Yeah missing VMA doesn't really make sense since we invoke the function
with the mmap lock held (it _could_ make sense if you were calling it via
one of the unlocked functions, speculatively, though how sensible doing
that is another discussion...)

>
> > caller differentiates between an error and not being able to pin -
> > uprobe_write_opcode() - which treats failure to pin as a non-error state.
>
> That looks like a bug since the function returns 0 on success but it
> clearly didn't succeed.

The code is specifically handling a failure-to-pin separately - set_swbp() ->
uprobe_write_opcode() -> install_breakpoint() explicitly does the following:-

ret = set_swbp(&uprobe->arch, mm, vaddr);
if (!ret)
clear_bit(MMF_RECALC_UPROBES, &mm->flags);

So even if this is... questionable, the code literally does want to
differentiate between an error and a failure to pin.

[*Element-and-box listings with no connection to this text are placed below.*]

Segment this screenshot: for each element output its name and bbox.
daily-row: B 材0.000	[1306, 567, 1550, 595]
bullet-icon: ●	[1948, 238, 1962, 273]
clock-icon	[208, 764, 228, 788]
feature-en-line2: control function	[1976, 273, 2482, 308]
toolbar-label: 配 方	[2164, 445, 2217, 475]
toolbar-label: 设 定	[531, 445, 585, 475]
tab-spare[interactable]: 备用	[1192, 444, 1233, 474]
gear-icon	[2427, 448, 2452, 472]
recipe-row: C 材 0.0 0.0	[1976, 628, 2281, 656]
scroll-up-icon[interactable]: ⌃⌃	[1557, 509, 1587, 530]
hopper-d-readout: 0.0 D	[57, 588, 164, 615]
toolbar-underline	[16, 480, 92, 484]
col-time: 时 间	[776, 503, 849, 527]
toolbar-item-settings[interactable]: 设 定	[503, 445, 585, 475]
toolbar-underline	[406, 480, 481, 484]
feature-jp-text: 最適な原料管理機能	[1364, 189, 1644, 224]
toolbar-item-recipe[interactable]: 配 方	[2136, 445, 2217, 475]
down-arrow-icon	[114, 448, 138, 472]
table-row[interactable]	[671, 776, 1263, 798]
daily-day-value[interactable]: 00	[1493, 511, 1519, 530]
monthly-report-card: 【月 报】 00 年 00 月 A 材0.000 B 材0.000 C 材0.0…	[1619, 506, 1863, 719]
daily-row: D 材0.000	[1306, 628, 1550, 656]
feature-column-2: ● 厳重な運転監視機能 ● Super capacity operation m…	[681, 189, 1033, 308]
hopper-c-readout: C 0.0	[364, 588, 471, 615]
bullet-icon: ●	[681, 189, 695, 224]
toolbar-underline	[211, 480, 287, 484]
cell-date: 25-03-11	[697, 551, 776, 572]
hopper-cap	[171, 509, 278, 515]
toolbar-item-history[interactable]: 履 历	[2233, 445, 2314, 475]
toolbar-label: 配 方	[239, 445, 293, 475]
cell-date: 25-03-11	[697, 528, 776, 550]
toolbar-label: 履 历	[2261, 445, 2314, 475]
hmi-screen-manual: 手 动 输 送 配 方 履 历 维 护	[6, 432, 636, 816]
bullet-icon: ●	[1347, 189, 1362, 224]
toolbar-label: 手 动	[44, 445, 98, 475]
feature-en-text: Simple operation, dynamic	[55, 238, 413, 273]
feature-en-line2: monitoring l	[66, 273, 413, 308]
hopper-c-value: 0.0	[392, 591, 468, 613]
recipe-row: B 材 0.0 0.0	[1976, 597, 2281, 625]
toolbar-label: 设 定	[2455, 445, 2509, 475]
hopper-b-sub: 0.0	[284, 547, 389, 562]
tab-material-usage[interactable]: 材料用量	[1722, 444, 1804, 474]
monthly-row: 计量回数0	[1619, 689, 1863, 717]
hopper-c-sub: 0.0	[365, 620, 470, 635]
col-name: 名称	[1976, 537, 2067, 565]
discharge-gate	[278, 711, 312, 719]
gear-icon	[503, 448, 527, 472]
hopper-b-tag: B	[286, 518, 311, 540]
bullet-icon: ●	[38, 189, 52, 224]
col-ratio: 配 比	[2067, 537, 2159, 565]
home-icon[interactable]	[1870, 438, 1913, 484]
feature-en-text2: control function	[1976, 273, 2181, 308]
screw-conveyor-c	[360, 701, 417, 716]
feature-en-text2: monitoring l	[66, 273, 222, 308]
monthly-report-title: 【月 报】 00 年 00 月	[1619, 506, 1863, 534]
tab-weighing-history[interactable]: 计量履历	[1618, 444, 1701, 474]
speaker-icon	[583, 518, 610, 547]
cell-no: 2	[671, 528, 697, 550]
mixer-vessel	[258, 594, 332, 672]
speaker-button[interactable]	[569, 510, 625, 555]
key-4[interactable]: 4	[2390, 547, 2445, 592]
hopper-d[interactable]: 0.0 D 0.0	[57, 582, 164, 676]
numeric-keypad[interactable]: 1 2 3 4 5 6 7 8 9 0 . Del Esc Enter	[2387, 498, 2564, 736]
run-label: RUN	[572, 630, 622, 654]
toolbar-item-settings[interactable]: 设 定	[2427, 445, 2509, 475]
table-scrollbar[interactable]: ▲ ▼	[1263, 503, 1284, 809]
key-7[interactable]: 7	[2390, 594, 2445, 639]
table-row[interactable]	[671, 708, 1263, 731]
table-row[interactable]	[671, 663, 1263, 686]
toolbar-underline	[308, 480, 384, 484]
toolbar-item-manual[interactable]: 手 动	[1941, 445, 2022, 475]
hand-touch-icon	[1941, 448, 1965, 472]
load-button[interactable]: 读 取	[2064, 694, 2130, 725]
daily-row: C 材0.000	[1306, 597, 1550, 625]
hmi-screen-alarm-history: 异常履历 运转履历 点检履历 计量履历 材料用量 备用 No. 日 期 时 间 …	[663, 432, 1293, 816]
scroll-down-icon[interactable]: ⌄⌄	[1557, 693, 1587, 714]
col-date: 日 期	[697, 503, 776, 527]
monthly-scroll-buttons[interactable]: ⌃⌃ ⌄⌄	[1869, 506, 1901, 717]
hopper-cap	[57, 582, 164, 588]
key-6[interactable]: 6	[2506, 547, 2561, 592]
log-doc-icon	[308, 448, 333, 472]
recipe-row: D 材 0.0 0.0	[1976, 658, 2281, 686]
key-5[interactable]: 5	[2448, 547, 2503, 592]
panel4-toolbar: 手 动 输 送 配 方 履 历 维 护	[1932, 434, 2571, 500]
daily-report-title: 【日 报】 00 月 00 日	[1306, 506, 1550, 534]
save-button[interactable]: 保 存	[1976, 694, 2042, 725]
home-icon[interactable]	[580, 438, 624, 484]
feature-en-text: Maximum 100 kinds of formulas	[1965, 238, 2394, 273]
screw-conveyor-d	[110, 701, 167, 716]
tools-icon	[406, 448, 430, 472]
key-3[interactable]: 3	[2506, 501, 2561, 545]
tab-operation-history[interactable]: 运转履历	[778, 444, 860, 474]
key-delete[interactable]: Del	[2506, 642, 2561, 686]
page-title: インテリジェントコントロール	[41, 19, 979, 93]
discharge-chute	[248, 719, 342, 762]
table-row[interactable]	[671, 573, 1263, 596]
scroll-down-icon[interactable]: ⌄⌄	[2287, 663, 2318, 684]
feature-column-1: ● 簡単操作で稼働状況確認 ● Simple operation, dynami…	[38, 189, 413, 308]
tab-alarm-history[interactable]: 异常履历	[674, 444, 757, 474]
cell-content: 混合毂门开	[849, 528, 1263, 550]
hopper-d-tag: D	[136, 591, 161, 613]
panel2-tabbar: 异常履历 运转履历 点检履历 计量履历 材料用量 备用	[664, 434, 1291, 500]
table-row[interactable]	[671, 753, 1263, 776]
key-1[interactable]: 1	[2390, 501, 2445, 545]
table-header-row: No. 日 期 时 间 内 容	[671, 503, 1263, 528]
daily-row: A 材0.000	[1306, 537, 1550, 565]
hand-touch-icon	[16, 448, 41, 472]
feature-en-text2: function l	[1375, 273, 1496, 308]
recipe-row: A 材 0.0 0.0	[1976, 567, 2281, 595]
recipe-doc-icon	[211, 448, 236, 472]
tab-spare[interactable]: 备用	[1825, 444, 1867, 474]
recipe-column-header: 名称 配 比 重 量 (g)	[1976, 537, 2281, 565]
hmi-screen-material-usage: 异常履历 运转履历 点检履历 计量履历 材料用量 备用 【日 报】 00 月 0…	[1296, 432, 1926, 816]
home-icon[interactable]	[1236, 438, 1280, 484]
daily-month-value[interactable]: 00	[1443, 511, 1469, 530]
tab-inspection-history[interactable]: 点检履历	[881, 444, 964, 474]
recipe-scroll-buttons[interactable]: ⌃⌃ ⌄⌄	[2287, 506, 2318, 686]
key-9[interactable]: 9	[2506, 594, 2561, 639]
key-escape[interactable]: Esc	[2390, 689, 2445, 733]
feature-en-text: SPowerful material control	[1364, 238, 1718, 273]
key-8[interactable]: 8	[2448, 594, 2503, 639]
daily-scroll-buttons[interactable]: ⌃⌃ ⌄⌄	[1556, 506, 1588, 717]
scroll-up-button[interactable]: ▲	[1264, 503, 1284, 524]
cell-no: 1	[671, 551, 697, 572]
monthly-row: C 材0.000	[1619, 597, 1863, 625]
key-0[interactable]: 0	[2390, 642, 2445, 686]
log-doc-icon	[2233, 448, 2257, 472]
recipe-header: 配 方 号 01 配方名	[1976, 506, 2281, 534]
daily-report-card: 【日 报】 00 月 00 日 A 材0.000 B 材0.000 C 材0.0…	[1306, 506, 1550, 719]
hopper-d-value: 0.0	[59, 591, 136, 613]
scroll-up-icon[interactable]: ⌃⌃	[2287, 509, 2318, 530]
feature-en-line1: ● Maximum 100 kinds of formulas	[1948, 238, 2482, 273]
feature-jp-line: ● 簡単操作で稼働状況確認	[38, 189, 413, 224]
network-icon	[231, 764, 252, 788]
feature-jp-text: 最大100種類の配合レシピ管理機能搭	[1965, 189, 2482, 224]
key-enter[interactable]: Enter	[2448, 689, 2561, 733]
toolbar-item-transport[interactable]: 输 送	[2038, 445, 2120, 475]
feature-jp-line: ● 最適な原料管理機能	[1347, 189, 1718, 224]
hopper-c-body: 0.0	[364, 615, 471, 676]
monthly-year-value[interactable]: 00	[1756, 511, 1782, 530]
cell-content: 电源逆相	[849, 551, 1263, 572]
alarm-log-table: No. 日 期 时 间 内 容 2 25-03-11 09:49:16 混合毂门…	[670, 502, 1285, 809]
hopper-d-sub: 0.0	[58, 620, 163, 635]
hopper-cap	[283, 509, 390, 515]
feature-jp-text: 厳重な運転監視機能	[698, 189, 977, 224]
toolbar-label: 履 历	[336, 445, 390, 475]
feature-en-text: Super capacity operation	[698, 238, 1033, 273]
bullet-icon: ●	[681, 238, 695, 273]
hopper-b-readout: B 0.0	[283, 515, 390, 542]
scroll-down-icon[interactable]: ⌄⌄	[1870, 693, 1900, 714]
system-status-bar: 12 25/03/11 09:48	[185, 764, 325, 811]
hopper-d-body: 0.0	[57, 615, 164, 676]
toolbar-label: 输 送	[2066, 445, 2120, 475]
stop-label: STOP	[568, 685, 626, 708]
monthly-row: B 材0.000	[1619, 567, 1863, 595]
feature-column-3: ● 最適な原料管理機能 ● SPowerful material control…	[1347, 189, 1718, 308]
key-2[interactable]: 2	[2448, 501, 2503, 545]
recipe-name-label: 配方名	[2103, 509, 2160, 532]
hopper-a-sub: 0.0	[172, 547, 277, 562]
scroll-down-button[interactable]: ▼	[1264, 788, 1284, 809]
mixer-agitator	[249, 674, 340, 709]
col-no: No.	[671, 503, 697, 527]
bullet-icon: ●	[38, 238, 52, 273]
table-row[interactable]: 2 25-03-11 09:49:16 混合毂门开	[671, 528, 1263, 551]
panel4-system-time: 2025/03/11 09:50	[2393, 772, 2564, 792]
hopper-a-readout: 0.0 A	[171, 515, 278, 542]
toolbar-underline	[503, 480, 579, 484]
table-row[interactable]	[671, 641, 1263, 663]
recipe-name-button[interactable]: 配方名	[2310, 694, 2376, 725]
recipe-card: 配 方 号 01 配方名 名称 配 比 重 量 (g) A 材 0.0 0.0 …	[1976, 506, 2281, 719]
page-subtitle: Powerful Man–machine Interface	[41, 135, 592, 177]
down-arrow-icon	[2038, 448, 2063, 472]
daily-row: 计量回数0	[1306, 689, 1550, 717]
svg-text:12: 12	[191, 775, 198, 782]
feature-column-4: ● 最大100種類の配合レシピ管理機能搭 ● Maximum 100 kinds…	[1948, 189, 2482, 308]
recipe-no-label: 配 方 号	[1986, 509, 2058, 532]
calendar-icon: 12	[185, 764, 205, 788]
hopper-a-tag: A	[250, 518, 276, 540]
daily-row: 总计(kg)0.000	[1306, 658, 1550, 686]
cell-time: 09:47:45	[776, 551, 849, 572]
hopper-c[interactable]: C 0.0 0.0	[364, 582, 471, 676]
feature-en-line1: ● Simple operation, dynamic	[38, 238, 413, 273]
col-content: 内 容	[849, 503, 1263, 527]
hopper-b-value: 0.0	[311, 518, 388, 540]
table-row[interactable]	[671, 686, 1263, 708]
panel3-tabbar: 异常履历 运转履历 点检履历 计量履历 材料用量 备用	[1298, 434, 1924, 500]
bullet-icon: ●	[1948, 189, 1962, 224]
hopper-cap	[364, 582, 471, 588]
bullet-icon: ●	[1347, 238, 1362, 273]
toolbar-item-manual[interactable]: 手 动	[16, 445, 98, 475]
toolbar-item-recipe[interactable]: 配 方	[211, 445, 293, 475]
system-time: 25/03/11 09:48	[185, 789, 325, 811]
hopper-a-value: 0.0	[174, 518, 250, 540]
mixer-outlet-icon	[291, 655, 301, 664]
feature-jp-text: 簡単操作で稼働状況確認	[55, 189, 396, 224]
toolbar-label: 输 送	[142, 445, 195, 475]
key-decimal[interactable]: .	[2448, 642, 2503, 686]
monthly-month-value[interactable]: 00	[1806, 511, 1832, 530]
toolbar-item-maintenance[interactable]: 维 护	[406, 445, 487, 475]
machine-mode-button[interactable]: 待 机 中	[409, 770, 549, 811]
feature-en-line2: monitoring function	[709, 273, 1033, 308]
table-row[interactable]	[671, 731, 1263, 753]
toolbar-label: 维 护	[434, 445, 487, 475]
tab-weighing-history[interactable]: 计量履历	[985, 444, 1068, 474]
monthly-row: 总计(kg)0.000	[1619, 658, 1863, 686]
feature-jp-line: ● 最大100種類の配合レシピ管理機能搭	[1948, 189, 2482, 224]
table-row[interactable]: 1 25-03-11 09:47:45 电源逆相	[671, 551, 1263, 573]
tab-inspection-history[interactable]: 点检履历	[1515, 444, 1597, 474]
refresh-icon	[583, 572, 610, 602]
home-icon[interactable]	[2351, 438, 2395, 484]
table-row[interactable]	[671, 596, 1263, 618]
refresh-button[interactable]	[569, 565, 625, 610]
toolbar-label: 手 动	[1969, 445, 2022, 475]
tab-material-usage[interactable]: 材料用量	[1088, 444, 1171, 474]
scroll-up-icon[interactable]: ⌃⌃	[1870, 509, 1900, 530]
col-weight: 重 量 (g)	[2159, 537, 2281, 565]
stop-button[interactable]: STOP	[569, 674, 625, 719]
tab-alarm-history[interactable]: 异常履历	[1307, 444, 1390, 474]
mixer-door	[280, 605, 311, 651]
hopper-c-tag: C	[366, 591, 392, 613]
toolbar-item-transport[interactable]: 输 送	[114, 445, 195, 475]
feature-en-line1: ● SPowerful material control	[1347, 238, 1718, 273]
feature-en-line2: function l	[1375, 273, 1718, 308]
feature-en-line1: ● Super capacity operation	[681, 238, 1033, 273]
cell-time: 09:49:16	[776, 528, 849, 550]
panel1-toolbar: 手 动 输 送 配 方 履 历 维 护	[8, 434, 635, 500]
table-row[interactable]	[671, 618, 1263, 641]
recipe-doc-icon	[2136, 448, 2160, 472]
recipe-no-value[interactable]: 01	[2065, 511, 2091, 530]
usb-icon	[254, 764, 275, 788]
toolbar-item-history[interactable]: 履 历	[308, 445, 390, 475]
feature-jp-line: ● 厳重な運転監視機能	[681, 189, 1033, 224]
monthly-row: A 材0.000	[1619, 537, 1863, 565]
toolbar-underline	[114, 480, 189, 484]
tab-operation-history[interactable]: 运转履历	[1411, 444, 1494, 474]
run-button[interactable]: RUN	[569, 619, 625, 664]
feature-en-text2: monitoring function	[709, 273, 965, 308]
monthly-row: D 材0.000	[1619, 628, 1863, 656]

Presumably this is because of the flag check, but yeah we should be
differentiating between sub-cases.

>
> > Also if we decided at some point to return -EIO as an error suddenly we
> > would be treating an error state as not an error state in the proposed code
> > which sounds like a foot gun.
>
> No, this returning 0 on failure is a foot gun. Failing to pin a single
> page is always an error, the only question is what sub reason caused
> the error to happen. There is no third case where it is not an error.
>
> Jason

The uprobe path thinks otherwise, but maybe the answer is that we just need
to -EFAULT on missing VMA and -EPERM on invalid flags.

I could look into a patch that tries to undo this convention, and then we
could revisit this for the wrapper function too.